Curiosity is the source of great endeavors.
Peter Drucker noted that leadership has to see things the way they really are before they can make meaningful changes. No one can see everything accurately. But it is relatively simple to perceive successive approximation of reality. Increasing clarity gives you the vital edge in your field.
It only takes a few days to get your people on the same page so they can relinquish their fixed opinions and disparate ideas in exchange for the ability to see actual events as they occur. When people find common desire, they focus together like great sports teams that ride a wave of team spirit. They give you something to work with. Innovation appears spontaneously in unpredictable patterns that create new business realities.
Our research reveals multiple curiosities that appeared with the discovery of Quantum Mechanics and Relativity Theory. The new sciences are groundbreaking. But the development of imaginative thought experiments and systemic thinking that produced them portend creative disruption for the rapid escalation of innovation in this century.

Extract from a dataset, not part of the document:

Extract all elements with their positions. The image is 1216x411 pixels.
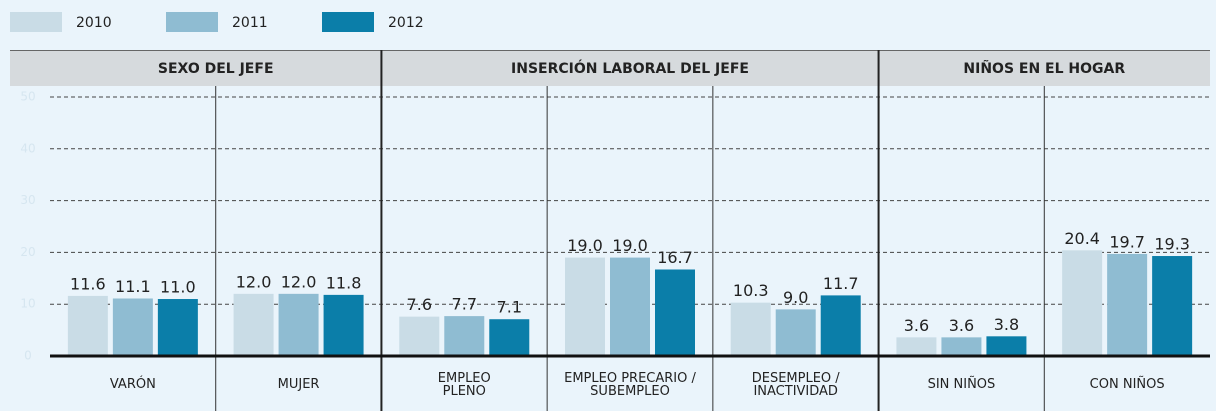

Innovative companies grow exponentially. Organizations that imitate are doomed to decline. Inevitably they dissipate. A tree is dying from the moment it sprouts. The essence of your business is ebbing away from the moment you launch. When you see the process of dissipating structures, you can ride the waves of change.
Enduring systems find a way to adapt and reproduce. They evolve, even as the world around them dissolves. These are enduring processes that you can use to create generations of success. By cultivating a curious culture, you enable your teams to evolve by adapting to changes in the business environment.
Beliefs and concepts are overrated in business. Basic truths are self-evident. You can see them for yourself. Problems blind most business teams. Fortunately your key people can learn to notice changes right along with you. When that happens, unexpected innovations will appear.